1999年12月11日,我写信给当时的天津市市长李盛霖,并附上10张加急放大的谦祥益等处的彩色照片,请市长关注此事。
然而,动迁工作已经开始。我们想从这快速启动的列车上抢救下濒死的估衣街可能性极小,但是我们要用行动来为这条老街留下些什么。
1999年12月16日,我召集了天津有志于城市文物保护的志愿者,决定做四方面工作:第一,请专业摄影师将估衣街挨门挨户地进行摄像,留下估衣街鲜活的音像史料。第二,通过拍照片的方法,在对估衣街仔细的文化搜寻中,将所有有价值的文化细节留在照相机的底片上。第三,访问估衣街的原住民,用录音机记录下他们的口头记忆,保留估衣街的口述史。第四,搜集相关文物,必要的文物花钱买,挽留估衣街实证性的文化细节。
经过半个月的努力,对估衣街的保护工作收效显著。我们这些志愿者们几乎是从工人们的大锤下将一件件宝贵的文化遗存抢救下来。他们不断从现场打电话给我,告诉我他们新发现的每一组砖刻、石雕、牌匾或传之久远的原住民的生活用品。
在天津总商会遗址的第七号院,抢救下来两处门楣处的砖雕和房屋托檐石的雕刻。石件巨大,石色青碧,至少200斤,雕为博古图案,应为天津砖雕鼎盛期的精品。
另一块石碑则发现在一居民屋中,房主已经搬走,满地垃圾。这块石碑可能为这户居民所藏,但因石碑过重,搬迁不便,就丢弃在这里。此碑是山西会馆和江西会馆之间的界碑,立于清光绪辛卯年(1891年),应是庚子之变(1900年)前估衣街兴隆之见证。

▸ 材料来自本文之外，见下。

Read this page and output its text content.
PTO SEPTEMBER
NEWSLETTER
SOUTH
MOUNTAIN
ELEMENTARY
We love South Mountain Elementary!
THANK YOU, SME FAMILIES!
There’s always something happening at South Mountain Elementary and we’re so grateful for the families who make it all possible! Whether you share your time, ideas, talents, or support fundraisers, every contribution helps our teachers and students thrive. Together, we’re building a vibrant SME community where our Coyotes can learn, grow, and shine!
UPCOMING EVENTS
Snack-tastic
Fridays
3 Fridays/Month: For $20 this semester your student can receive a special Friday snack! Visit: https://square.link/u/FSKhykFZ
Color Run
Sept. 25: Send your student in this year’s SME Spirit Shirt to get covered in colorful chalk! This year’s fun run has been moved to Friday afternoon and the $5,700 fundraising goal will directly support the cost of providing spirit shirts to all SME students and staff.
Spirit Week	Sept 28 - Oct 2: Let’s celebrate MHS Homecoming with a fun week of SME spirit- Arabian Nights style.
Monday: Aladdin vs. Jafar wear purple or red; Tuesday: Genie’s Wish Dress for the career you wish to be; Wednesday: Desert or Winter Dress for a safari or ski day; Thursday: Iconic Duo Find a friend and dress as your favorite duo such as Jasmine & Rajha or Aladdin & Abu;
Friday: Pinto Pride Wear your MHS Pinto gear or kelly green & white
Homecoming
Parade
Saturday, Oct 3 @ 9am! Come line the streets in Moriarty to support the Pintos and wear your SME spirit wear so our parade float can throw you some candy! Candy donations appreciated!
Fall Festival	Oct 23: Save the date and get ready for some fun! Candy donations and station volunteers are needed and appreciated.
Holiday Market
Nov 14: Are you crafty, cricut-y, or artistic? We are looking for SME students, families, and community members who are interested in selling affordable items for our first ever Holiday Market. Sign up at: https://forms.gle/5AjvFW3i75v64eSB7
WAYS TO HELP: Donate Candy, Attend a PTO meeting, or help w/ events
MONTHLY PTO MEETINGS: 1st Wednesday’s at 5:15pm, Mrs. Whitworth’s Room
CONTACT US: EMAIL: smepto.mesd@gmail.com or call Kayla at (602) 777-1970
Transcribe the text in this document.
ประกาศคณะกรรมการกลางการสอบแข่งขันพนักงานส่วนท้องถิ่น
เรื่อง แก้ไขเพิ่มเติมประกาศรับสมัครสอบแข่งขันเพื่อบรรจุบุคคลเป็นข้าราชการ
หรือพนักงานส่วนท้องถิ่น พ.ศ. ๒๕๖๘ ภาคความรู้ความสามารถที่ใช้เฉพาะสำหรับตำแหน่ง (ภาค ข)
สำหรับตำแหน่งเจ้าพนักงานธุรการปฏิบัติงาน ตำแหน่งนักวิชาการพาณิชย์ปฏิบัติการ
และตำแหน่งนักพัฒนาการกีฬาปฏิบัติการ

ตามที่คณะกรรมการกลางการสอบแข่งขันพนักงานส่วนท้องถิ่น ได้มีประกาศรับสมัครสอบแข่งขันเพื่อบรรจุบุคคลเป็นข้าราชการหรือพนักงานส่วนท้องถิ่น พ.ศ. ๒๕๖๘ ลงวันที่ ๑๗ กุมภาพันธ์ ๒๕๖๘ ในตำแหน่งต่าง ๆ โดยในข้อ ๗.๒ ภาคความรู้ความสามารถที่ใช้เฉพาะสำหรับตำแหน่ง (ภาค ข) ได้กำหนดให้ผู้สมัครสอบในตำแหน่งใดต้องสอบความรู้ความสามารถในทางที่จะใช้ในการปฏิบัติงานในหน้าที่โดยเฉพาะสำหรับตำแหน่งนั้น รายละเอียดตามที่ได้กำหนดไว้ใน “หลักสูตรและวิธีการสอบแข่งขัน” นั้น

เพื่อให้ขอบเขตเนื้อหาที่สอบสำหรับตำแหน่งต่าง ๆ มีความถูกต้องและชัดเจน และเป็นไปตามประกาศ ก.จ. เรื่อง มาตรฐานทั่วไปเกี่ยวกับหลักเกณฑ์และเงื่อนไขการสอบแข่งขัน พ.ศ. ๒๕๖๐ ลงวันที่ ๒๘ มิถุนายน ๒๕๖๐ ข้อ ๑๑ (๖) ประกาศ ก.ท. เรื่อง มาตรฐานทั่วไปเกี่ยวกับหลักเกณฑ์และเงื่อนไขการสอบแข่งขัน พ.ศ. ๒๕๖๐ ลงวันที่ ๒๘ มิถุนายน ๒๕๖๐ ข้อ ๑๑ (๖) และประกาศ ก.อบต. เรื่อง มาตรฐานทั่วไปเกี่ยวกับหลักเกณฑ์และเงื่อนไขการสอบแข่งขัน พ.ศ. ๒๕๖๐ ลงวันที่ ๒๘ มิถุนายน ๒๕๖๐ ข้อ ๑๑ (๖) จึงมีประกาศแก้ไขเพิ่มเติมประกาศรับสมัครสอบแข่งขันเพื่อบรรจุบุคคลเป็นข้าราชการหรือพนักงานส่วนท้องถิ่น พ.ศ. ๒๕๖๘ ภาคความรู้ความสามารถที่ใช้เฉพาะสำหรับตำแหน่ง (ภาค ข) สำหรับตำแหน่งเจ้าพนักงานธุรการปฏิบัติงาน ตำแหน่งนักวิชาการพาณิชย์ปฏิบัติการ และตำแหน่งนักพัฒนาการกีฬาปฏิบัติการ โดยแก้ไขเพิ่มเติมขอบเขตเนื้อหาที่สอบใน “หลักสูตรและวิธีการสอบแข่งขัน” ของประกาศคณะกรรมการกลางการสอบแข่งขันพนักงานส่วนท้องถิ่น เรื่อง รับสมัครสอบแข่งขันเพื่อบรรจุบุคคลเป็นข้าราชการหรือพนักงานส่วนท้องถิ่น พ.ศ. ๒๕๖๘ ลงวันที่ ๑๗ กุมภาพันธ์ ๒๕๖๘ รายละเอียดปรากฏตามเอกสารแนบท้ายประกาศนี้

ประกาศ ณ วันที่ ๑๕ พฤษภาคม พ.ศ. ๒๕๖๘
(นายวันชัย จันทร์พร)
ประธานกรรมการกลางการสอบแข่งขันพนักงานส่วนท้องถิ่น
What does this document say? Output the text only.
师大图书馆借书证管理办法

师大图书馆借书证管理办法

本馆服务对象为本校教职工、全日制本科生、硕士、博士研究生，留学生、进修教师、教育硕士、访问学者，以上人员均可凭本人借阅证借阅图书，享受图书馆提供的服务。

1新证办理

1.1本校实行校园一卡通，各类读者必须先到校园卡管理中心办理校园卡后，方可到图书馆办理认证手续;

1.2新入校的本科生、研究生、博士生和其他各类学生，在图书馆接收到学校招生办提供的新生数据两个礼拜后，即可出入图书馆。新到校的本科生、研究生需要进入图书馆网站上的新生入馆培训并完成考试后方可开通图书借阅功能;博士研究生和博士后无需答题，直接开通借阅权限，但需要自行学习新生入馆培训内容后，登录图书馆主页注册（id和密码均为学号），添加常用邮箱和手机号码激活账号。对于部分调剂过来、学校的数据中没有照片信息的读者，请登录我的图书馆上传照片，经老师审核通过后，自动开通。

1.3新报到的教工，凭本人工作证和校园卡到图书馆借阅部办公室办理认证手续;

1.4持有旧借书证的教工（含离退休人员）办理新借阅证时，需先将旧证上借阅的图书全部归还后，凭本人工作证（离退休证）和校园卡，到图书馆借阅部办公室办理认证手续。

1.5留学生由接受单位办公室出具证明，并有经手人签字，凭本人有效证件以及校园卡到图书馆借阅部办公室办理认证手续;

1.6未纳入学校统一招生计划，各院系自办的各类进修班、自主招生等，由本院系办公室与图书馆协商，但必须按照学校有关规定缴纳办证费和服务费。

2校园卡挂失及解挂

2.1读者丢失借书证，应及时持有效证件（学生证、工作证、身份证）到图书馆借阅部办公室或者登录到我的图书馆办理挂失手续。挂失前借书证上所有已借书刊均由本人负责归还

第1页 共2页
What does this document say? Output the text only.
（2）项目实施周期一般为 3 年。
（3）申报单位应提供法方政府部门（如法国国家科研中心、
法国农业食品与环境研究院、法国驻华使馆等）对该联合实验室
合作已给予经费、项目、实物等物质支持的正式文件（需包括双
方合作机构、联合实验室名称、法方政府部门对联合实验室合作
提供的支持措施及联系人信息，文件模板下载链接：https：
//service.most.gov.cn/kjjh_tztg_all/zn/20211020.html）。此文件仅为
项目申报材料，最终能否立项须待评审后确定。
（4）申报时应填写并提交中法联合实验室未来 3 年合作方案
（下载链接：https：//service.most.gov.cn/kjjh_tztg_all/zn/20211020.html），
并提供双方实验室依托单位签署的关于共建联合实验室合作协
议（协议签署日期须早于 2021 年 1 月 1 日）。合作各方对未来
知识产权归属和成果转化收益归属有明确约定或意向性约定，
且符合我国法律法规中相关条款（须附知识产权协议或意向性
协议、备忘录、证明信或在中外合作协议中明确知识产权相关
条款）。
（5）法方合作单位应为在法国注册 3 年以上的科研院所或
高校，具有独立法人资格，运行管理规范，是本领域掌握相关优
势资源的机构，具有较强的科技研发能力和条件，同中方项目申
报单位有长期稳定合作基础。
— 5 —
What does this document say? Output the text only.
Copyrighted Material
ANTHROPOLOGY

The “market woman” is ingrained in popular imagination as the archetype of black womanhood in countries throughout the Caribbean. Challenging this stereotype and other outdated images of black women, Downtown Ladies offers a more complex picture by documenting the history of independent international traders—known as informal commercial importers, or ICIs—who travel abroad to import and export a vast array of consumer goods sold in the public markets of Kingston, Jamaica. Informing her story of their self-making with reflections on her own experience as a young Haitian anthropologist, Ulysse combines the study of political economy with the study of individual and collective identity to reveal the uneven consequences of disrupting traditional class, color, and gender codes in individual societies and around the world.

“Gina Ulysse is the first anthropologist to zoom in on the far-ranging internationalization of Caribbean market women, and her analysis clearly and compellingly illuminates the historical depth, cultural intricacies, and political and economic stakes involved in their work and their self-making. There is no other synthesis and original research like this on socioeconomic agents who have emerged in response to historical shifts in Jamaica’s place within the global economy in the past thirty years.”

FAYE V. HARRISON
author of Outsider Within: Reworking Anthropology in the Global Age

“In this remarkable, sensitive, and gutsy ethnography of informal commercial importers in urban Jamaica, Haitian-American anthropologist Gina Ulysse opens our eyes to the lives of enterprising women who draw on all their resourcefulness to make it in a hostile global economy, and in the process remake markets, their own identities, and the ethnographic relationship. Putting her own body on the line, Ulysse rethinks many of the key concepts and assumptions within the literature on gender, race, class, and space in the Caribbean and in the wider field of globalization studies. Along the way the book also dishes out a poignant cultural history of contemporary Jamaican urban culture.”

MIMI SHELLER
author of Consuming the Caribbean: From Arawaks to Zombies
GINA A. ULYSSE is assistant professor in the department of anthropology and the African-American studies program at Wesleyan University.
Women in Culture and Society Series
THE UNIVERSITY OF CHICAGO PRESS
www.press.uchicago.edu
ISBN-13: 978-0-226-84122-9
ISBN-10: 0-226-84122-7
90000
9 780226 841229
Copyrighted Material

这些事本来都应由当地政府的相关部门来做,但文化与文物部门鲜见人至,不仅如此,这些机构此前数十年也没有做过实地考察。拆除之前根本没有文化调查,这一处重要的文化遗产实质上是废置着,但偏偏又挂着一块“文物保护单位”的牌子。这实在是一个讽刺,也是一个悲哀。
“坏牙可以修补,不要换一口假牙”
估衣街曾有不拆的希望
1999年12月26日,谦祥益的经理赵为国再次接到拆迁通知。通知上说明,一旦过了拆迁时日将停水停电,拒拆者依法处置等等,威胁再度压来。
同日,市长李盛霖到估衣街,并入老店谦祥益视察。此后12月29日,副市长王德惠与规划局长也视察估衣街。王德惠副市长一直支持并尊重我有关城市文化保护的意见。故我感到,希望之光熠熠又现。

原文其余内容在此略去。